By Torie Temple

You can learn about the wineries participating in WineFest and sample various wines. 

Horses, rolling hills, and bluegrass have long been symbols for our great state, but lost in history is the story of how Kentucky became the third largest grape and wine producer in the nation. This hidden part of our past isn’t lost with Ann Karsner, owner of Horseshoe Bend Winery, who learned of Kentucky’s history of growing grapes as she planted her own in 1997. Sometimes it takes looking back to grow a future.

As Ann came to learn, winemaking in Kentucky can be traced back to maker Jean-Jacques Dufour, who started a journey in 1798 to find suitable land to grow grapes in the newly formed United States. In Lexington, Jean-Jacques met Henry Clay, who along with other prominent statesmen formed the Kentucky Vineyard Society and bought 600 acres on the Kentucky River in what is now Jessamine County. This is where the first vineyard was planted in Kentucky. The state overcame crop damage from the Civil War and by the late 1800s became the nation’s third largest grape and wine producer. Eventually, Prohibition put Kentucky’s grape and wine industry out of business, and farmers turned their land over to the production of tobacco. (source)

Ann can lead wine enthusiasts down the path of her own history at Horseshoe Bend. “We bought the property in 1987, planted grapes in 1997, and then got our license in 2003,” she says. “Our first commercial line was with the 2004 harvest. In 2009, we opened a tasting room. Since Washington County was dry, we had to wait until after the election to add a tasting room onto the property.”

If wine pairing is a concern for your Derby party this year, Ann can simply direct you to a glance at the labels on Horseshoe Bend’s bottles. “We do a lot of European-style wines that are crafted to go with food,” she says. “On the back of our labels, there is a guide on what would go well with that particular wine thanks to my son, Greg Karsner. For example, our riesling pairs well with mango honey and glazed chicken. Our red jester, which is wonderful with spaghetti, also pairs with black and blue burgers, blackened pork sliders, and jalapeno-topped chicken with pepperjack cheese.”
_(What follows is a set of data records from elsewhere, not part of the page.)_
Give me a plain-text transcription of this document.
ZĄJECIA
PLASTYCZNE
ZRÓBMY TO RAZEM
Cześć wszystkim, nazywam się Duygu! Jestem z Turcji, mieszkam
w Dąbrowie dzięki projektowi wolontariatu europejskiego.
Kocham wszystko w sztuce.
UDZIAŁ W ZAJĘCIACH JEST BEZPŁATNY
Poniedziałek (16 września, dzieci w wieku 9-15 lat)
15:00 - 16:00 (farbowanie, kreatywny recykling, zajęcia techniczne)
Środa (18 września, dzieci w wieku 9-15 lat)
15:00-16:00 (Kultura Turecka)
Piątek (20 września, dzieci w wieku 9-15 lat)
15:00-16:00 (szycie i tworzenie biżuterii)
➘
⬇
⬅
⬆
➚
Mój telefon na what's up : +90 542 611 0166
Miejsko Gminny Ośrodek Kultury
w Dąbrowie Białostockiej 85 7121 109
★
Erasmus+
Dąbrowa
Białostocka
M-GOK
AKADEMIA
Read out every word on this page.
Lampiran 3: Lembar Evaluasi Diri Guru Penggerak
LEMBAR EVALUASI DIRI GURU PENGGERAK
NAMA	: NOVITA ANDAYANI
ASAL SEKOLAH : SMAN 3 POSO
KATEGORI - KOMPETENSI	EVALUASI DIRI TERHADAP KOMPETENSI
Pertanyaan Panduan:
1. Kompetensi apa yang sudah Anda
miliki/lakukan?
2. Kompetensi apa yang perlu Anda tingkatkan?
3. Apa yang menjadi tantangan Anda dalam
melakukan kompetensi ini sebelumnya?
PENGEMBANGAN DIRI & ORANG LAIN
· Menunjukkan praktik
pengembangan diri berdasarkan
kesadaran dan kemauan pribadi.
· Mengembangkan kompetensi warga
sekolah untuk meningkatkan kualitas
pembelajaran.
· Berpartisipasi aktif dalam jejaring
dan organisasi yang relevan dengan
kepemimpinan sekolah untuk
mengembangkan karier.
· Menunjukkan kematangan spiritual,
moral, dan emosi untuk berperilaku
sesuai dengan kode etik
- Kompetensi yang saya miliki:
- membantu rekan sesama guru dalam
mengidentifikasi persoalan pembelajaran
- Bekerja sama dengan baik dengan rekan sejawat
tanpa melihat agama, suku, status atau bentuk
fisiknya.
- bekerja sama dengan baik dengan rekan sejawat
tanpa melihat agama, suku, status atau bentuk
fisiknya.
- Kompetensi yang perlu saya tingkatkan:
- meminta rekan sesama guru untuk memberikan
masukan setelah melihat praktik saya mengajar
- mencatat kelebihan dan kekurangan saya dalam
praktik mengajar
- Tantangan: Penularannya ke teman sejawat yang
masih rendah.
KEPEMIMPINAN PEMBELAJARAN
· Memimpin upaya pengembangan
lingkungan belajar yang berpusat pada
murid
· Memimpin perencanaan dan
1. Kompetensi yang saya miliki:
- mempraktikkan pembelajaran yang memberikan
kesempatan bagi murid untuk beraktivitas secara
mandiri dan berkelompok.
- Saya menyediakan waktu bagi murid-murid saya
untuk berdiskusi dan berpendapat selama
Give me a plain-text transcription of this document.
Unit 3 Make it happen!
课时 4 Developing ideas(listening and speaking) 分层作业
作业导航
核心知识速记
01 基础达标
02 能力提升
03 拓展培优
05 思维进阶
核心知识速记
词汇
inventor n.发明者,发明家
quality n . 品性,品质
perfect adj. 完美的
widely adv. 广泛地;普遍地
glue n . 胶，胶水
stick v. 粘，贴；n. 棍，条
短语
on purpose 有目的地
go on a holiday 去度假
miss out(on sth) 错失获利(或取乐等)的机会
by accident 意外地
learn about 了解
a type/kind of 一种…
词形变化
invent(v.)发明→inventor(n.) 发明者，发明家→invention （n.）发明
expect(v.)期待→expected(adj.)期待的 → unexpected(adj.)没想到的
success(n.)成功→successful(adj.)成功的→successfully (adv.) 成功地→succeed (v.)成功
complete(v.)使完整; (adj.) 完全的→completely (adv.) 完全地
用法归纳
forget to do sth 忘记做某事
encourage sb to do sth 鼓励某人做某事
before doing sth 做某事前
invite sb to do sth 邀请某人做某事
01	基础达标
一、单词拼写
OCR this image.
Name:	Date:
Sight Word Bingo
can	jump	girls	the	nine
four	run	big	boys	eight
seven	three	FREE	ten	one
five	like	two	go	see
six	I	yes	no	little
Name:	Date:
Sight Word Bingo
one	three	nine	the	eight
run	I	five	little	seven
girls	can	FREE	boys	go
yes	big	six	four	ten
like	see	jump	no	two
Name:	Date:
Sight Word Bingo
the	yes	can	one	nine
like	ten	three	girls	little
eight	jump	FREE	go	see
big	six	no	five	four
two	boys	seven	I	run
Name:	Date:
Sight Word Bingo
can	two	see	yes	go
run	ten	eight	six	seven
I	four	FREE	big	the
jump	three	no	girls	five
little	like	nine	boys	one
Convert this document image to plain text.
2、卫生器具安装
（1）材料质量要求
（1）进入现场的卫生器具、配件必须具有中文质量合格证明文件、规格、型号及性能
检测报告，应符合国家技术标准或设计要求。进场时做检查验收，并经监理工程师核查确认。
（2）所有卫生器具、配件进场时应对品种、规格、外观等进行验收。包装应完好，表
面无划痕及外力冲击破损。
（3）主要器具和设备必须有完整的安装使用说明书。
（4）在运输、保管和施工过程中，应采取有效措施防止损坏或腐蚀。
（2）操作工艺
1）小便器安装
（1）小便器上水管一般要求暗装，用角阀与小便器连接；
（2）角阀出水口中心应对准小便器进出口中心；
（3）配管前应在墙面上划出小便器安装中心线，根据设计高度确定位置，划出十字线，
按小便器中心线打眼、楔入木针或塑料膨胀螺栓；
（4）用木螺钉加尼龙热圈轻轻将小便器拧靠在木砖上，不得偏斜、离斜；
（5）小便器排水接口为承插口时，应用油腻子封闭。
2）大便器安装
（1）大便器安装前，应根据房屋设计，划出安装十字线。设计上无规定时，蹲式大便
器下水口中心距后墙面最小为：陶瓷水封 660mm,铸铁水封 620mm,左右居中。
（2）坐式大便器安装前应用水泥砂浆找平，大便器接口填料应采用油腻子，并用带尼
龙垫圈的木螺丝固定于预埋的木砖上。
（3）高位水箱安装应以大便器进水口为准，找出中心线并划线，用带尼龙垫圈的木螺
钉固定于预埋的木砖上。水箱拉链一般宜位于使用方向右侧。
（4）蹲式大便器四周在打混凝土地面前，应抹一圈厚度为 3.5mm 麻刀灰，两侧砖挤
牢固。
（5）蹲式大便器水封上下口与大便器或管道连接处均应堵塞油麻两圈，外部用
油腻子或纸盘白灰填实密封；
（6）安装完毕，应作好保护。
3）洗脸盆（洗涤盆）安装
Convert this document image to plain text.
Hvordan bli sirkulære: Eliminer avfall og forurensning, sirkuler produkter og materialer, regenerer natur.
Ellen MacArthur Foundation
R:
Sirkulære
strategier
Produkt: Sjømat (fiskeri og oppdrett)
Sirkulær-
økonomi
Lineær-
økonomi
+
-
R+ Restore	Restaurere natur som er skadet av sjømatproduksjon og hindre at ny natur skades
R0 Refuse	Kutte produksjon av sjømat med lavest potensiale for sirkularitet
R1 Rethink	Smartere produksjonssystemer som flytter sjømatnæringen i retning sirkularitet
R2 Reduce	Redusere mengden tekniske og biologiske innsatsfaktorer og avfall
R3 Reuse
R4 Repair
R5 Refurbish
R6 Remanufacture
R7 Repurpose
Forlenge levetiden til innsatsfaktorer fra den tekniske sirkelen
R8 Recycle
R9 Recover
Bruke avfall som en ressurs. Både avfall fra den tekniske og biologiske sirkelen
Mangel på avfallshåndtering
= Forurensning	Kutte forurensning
Ann also suggests you not limit yourself to these pairings. The perfect combination is up to the discretion of each individual. “Taste the wine in advance of your party,” she recommends. “See what you think it will go with and get advice from different wine stores. I have had sommeliers suggest a certain pairing that I didn’t care for, so don’t feel you have to stick with any certain combination. Everyone has their own opinion.”

Horseshoe Bend will have a booth at this year’s Kentucky Derby Festival WineFest, which will be held on the Belvedere on Tuesday and Wednesday during the first week of May. Attendees will have a chance to learn about the many vineyards in Kentucky and meet the Karsner family and sample the vineyard’s wine. “During WineFest, the community will be able to taste a whole bunch of different styles of wines to see what they may prefer,” Ann says. “You will find sweet wines, dry wines, and some sangria.

“There is no concrete recipe to winemaking. It is up to the discretion of the winemaker to play with the different parts of the recipe and give it their own individual stamp. That’s why we say it is crafted. Everybody who owns small boutique wineries in Kentucky is crafting their own individual style. This is what you will find at WineFest.”

If you cannot make it to WineFest this year, you can visit Horseshoe Bend Winery in Willisburg, Kentucky, about an hour from Louisville. “We are open seven days a week and there is no need to call for an appointment, especially beginning April 1st through November 1st,” Ann says. “I am here from 11am to 5pm every weekday and 11am to 7pm on the weekends.”